There's nothing like sitting 'round the campfire . . . listening to the chirp of a chorus of cold calls from every brokerage firm in the country. Some callers have great ideas, respect your time and send appropriate information. If you're not interested, most interlopers won't call back. But what if they do? Short of telling them you just emerged from bankruptcy court or that your spouse is a broker, Walter recommends that if you're not interested, you tell the caller to put your name on his or her firm's "don't call" list.

If calls from that firm continue, you can take action in the form of sanctions against the offending broker and his or her firm. And speaking of being taken, no one is forcing you to buy their ideas at gunpoint. Don't let fear or greed get the best of you. Another bonanza will come along, pilgrim.

* WHO WAS THAT MASKED MAN?

Certified Financial Planner, stockbroker, registered representative, Chartered Financial Consultant - it's enough to make your eyes glaze over. Understanding what these tides mean can help. According to the Certified Financial Planner Board of Standards Inc., a personal financial planner "uses the financial planning process to help a client determine whether he or she can meet life's goals by addressing a host of interrelated issues like budgeting and saving, tax-planning, investments, and insurance, or by focusing on a single or limited number of financial concerns."

Financial planning is a process, not a product. The term "financial advisor" covers a spectrum of financial professionals:

* A Chartered Financial Consultant (ChFC) earns this designation by completing a program covering economics, insurance, taxation and real estate. These professionals are usually involved with insurance sales.

* Registered representatives, or stockbrokers, have passed an NASD-administered licensing exam and are affiliated with a stock exchange member broker/dealer firm. Their expertise includes stock, bond and mutual fund transactions, and they usually receive commissions.

* A Certified Financial Planner (CFP) has fulfilled certification and biannual licensing requirements. He or she often compiles complete financial plans and is compensated by fees, commissions or both.

Just because a broker has passed the licensing exam doesn't mean he or she is the right one for you, however. The NASD publishes a free booklet, Invest Wisely (available by calling 301-590-6500), that offers tips on choosing a broker. Before talking with any professionals, the publication recommends preparing a financial profile that includes your financial goals; risk tolerance; time frame; past investment history; assets, debits and income; and the amount you intend to invest. Be prepared to talk to potential advisors at several firms and learn about their investment and professional experience.

Ruthann G. Niosi, a former assistant U.S. attorney and ex-Securities and Exchange Commission enforcement attorney who now heads her own law firm in New York City, suggests investors use all the materials at hand to check an advisor's credentials, including brochures on the broker's firm, information from the NASD and referrals from friends. But don't rely on the herd mentality. "Ask advisors to profile their type of trading and investment strategy before you tell them what you want," says Niosi. "Make sure your broker's strategy is consistent with the level of risk you're comfortable with."

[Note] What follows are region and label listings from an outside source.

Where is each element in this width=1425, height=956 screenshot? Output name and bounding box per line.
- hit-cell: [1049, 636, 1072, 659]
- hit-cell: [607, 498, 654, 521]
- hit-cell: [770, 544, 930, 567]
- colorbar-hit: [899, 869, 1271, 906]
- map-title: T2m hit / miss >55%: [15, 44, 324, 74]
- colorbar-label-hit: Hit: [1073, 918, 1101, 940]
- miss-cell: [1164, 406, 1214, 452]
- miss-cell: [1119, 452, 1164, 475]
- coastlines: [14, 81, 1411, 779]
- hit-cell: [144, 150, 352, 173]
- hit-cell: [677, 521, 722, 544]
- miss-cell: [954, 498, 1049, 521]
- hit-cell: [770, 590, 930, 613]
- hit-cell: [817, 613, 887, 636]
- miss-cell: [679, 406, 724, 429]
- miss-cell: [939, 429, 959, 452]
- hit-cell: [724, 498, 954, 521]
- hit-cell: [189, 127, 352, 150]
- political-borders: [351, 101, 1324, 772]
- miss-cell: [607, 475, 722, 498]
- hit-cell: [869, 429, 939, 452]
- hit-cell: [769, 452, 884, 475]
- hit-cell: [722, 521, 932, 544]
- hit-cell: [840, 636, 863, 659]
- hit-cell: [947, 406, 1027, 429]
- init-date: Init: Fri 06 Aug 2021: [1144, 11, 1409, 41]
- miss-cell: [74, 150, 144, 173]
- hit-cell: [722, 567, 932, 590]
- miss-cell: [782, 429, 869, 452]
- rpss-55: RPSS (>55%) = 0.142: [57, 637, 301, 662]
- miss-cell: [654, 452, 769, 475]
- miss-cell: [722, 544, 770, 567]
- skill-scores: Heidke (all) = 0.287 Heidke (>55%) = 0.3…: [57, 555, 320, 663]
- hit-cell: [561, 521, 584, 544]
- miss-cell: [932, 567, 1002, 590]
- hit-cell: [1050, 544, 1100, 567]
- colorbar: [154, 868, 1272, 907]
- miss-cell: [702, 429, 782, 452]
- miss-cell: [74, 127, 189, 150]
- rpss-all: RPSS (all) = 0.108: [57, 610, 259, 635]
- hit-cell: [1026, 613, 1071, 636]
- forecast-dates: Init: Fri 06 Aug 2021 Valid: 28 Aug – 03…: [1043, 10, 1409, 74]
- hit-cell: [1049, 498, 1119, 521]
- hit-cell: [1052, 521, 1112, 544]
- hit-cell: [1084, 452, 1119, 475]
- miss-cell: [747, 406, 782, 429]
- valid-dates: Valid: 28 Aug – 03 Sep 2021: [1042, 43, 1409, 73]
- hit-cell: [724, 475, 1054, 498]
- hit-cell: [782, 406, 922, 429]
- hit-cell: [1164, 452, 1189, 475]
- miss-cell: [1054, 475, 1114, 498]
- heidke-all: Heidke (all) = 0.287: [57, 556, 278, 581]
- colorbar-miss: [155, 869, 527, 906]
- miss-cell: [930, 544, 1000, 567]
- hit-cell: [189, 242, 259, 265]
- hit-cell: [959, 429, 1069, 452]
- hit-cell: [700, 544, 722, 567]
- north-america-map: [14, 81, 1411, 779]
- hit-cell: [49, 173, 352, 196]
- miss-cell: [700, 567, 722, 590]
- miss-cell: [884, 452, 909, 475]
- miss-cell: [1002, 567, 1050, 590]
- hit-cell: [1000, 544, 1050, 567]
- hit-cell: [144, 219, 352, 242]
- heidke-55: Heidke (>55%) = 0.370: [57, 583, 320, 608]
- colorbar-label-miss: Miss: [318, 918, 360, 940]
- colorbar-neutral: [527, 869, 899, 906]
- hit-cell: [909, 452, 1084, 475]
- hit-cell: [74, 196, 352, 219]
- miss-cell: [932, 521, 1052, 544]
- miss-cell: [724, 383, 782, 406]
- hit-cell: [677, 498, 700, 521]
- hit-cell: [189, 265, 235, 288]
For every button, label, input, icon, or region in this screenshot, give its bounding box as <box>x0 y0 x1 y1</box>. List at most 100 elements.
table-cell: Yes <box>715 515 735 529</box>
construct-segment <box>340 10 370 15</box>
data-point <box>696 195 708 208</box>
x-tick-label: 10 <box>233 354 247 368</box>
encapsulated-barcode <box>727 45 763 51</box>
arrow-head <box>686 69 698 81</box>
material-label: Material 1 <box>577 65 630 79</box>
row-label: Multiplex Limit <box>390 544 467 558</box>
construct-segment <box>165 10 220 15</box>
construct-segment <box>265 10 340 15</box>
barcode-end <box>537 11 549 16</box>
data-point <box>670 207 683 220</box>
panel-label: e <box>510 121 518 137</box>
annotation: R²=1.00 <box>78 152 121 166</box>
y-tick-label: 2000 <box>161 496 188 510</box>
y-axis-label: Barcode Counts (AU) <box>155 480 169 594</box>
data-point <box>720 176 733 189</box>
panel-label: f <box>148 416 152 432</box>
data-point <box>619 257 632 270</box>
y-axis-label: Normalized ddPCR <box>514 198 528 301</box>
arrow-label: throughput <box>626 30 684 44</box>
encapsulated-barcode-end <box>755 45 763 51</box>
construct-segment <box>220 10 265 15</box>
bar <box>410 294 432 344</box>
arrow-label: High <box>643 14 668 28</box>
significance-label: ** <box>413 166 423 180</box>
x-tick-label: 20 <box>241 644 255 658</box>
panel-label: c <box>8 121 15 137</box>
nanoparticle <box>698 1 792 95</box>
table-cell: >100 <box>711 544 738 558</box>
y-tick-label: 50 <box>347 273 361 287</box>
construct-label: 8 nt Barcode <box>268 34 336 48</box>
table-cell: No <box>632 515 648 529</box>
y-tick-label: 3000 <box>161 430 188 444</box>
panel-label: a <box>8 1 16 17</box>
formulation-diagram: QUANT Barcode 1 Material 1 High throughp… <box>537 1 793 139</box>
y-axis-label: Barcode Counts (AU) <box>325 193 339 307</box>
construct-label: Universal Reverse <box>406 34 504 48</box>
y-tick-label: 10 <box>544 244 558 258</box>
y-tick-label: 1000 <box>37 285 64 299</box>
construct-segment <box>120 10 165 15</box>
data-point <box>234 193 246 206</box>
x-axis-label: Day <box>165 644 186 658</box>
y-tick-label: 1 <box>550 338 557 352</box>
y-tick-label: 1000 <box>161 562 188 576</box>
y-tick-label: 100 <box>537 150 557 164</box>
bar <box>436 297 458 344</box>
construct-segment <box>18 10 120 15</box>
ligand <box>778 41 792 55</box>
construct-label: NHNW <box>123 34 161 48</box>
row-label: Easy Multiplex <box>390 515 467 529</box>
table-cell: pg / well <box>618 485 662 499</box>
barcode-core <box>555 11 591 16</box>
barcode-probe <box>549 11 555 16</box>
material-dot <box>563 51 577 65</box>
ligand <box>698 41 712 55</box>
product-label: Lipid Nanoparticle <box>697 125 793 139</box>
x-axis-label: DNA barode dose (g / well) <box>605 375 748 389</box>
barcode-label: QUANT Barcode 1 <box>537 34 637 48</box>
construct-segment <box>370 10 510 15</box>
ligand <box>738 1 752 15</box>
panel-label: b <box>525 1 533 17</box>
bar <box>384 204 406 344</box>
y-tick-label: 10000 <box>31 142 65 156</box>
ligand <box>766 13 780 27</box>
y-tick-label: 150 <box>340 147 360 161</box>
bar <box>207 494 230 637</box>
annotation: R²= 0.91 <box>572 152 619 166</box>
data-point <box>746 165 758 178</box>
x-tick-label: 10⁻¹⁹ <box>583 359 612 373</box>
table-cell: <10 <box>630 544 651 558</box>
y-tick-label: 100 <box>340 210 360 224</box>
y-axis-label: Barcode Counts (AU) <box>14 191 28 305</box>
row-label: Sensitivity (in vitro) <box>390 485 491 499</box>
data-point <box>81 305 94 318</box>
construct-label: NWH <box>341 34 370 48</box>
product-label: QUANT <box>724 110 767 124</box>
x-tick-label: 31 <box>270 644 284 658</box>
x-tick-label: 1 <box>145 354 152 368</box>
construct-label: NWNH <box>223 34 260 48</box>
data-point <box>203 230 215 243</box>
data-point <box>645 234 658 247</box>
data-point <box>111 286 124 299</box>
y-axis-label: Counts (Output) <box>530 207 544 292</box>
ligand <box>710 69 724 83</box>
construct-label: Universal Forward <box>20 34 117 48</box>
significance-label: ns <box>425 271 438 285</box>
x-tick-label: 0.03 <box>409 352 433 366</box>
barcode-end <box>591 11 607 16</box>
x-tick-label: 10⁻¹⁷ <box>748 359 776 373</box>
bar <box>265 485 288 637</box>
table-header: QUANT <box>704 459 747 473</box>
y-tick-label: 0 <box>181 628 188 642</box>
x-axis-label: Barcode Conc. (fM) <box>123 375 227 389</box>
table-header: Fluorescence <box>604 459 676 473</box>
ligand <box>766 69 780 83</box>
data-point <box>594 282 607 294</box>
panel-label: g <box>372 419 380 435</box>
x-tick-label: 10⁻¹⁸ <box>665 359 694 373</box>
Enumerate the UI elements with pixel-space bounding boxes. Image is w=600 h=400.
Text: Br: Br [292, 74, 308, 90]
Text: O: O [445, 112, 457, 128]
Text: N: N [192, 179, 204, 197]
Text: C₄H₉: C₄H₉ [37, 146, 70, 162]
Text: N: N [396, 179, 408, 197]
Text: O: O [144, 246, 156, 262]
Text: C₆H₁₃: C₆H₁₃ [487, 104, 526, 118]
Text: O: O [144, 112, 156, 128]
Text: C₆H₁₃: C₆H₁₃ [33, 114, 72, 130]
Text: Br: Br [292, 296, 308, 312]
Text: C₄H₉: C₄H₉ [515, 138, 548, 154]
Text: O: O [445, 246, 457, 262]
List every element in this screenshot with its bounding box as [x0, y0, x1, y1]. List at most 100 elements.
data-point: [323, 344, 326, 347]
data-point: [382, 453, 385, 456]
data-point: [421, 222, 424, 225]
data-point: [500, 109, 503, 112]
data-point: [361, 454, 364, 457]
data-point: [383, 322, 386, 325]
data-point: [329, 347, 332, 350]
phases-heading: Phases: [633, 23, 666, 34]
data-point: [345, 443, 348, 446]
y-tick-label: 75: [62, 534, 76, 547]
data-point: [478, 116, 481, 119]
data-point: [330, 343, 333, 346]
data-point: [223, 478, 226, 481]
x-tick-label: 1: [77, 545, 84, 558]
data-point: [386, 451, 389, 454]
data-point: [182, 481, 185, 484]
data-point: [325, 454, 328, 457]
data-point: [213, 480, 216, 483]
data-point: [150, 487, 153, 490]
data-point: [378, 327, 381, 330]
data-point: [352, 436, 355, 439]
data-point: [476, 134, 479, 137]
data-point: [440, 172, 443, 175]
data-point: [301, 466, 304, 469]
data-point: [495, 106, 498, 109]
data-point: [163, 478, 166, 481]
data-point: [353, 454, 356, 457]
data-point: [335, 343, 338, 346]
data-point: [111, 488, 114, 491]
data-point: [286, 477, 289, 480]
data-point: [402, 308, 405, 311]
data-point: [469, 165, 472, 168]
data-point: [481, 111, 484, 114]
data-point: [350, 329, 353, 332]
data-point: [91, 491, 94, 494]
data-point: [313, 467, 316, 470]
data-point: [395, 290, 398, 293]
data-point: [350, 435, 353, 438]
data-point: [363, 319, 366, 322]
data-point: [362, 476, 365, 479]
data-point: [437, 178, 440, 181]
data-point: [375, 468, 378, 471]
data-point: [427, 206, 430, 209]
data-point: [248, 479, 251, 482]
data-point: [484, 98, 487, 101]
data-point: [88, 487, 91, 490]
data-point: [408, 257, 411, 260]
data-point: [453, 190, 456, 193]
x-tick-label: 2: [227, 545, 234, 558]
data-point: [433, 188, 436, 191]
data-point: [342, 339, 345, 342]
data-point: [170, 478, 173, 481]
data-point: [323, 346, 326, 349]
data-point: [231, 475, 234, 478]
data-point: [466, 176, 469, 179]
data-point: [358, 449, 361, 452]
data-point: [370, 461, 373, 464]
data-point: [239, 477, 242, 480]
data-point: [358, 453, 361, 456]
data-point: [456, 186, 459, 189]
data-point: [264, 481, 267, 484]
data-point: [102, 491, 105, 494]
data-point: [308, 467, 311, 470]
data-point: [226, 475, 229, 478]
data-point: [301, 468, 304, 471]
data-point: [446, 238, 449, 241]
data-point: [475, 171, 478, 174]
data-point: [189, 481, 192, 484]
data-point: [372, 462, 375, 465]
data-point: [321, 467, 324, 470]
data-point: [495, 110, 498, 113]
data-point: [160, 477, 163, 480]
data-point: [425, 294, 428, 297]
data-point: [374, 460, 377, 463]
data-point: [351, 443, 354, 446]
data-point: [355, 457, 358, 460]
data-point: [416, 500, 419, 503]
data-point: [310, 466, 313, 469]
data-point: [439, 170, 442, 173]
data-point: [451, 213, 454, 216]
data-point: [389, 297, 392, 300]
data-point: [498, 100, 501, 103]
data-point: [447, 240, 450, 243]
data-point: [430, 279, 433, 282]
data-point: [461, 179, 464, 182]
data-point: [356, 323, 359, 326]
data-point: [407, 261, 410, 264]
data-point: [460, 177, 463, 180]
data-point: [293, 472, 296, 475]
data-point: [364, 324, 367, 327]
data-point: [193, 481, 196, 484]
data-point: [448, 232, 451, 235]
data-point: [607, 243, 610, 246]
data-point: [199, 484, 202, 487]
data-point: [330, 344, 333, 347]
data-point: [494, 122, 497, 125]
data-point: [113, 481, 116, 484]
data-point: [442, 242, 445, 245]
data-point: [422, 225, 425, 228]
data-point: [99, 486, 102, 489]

Track records are often used to persuade investors to sign up. While past performance is no indication of future returns, it can be nonetheless helpful. If you're conservative, make sure the record you're being shown is equally conservative. Niosi recommends meeting with a potential advisor in his or her office, not in your home. "This is especially important if you've never heard of the firm," Niosi says. "If it's a boiler room operation, you need to know that going in." If anything makes you feel uncomfortable, take your money and head for the hills.